Condujo hasta Elizondo mientras los datos que Álvarez de Toledo acababa de proporcionarle hervían en su cabeza. Los expedientes pusieron ante Amaia indicios comunes, datos sospechosos, un mismo tipo de víctima, un modus operandi que se perfeccionaba, que se depuraba… Había encontrado su origen, su huella de muerte que se había extendido por todo el valle hasta Vera de Bidasoa y quizá más allá. Ahora estaba segura de que el asesino vivía en Elizondo, y sabía que Teresa había sido la primera, un crimen de oportunidad que en los siguientes le llevó a alejarse lo más posible de su casa.
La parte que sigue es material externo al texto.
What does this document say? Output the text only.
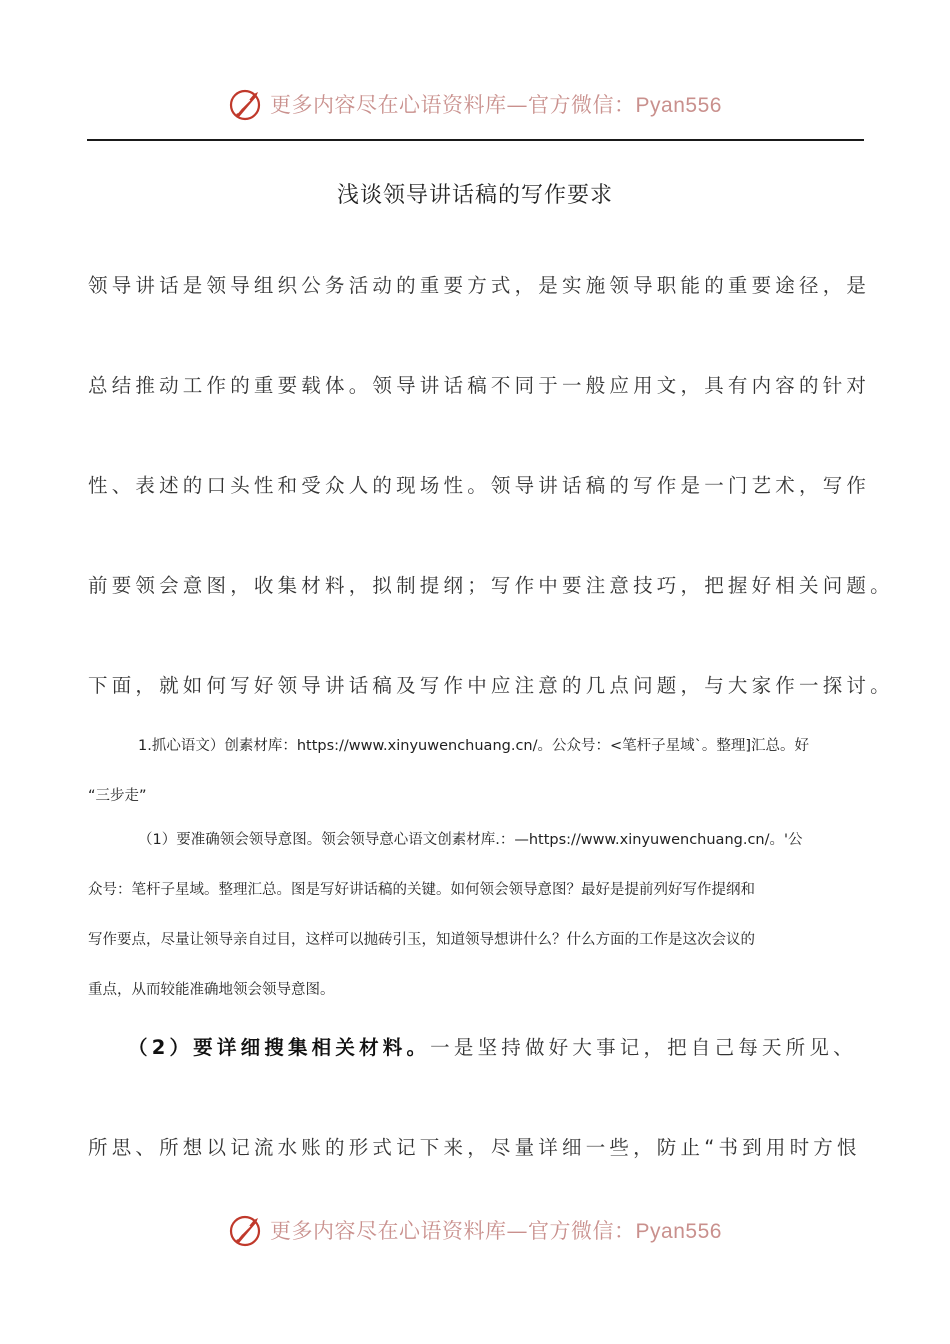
更多内容尽在心语资料库—官方微信：Pyan556
浅谈领导讲话稿的写作要求
领导讲话是领导组织公务活动的重要方式，是实施领导职能的重要途径，是
总结推动工作的重要载体。领导讲话稿不同于一般应用文，具有内容的针对
性、表述的口头性和受众人的现场性。领导讲话稿的写作是一门艺术，写作
前要领会意图，收集材料，拟制提纲；写作中要注意技巧，把握好相关问题。
下面，就如何写好领导讲话稿及写作中应注意的几点问题，与大家作一探讨。
1.抓心语文）创素材库：https://www.xinyuwenchuang.cn/。公众号：<笔杆子星域`。整理]汇总。好
“三步走”
（1）要准确领会领导意图。领会领导意心语文创素材库.：—https://www.xinyuwenchuang.cn/。'公
众号：笔杆子星域。整理汇总。图是写好讲话稿的关键。如何领会领导意图？最好是提前列好写作提纲和
写作要点，尽量让领导亲自过目，这样可以抛砖引玉，知道领导想讲什么？什么方面的工作是这次会议的
重点，从而较能准确地领会领导意图。
（2）要详细搜集相关材料。一是坚持做好大事记，把自己每天所见、
所思、所想以记流水账的形式记下来，尽量详细一些，防止“书到用时方恨
更多内容尽在心语资料库—官方微信：Pyan556
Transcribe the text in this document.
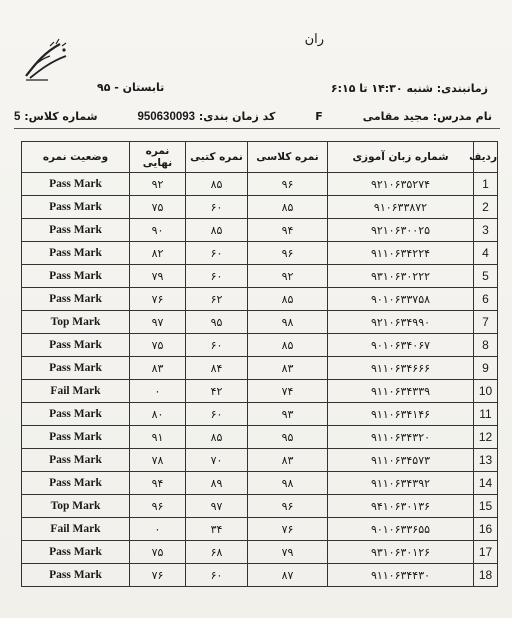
ران
زمانبندی: شنبه ۱۴:۳۰ تا ۶:۱۵
تابستان - ۹۵
نام مدرس: مجید مقامی
F
کد زمان بندی: 950630093
شماره کلاس: 5
ردیف	شماره زبان آموزی	نمره کلاسی	نمره کتبی	نمره نهایی	وضعیت نمره
1	۹۲۱۰۶۳۵۲۷۴	۹۶	۸۵	۹۲	Pass Mark
2	۹۱۰۶۳۳۸۷۲	۸۵	۶۰	۷۵	Pass Mark
3	۹۲۱۰۶۳۰۰۲۵	۹۴	۸۵	۹۰	Pass Mark
4	۹۱۱۰۶۳۴۲۲۴	۹۶	۶۰	۸۲	Pass Mark
5	۹۳۱۰۶۳۰۲۲۲	۹۲	۶۰	۷۹	Pass Mark
6	۹۰۱۰۶۳۳۷۵۸	۸۵	۶۲	۷۶	Pass Mark
7	۹۲۱۰۶۳۴۹۹۰	۹۸	۹۵	۹۷	Top Mark
8	۹۰۱۰۶۳۴۰۶۷	۸۵	۶۰	۷۵	Pass Mark
9	۹۱۱۰۶۳۴۶۶۶	۸۳	۸۴	۸۳	Pass Mark
10	۹۱۱۰۶۳۴۳۳۹	۷۴	۴۲	۰	Fail Mark
11	۹۱۱۰۶۳۴۱۴۶	۹۳	۶۰	۸۰	Pass Mark
12	۹۱۱۰۶۳۴۳۲۰	۹۵	۸۵	۹۱	Pass Mark
13	۹۱۱۰۶۳۴۵۷۳	۸۳	۷۰	۷۸	Pass Mark
14	۹۱۱۰۶۳۴۳۹۲	۹۸	۸۹	۹۴	Pass Mark
15	۹۴۱۰۶۳۰۱۳۶	۹۶	۹۷	۹۶	Top Mark
16	۹۰۱۰۶۳۳۶۵۵	۷۶	۳۴	۰	Fail Mark
17	۹۳۱۰۶۳۰۱۲۶	۷۹	۶۸	۷۵	Pass Mark
18	۹۱۱۰۶۳۴۴۳۰	۸۷	۶۰	۷۶	Pass Mark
Teresa, que era más hermosa que lista, una «freska», como habría dicho su amona Juanita, descocada y segura de su encanto, una chica que disfrutaba exhibiéndose. El asesino no había podido resistirse a la tentación de su presencia diaria, de la provocación que suponía verla cada día considerándola sucia, maligna, jugando a ser mujer cuando debería estar poco menos que jugando con muñecas. Su existencia se le antojó insoportable y la mató, como a las demás, sin violarla, pero exponiendo su cuerpo de niña, que había cruzado la frontera de su ideal de decencia. Después se había dedicado a perfeccionar su técnica, la ropa cortada, las manos ofreciendo, el pelo bien peinado a ambos lados de la cabeza… Y de pronto nada, silencio durante años, unos años en que posiblemente había estado cumpliendo condena por un delito menor, o se había trasladado por un tiempo a otra zona, pero había vuelto maduro y frío, con una técnica más depurada, quizá como macabro homenaje a Teresa, en febrero, y con el detalle de aquel símbolo de niñez que era un caramelo convertido en una torta dulce y casera, que en opinión de Amaia constituía su firma más veraz.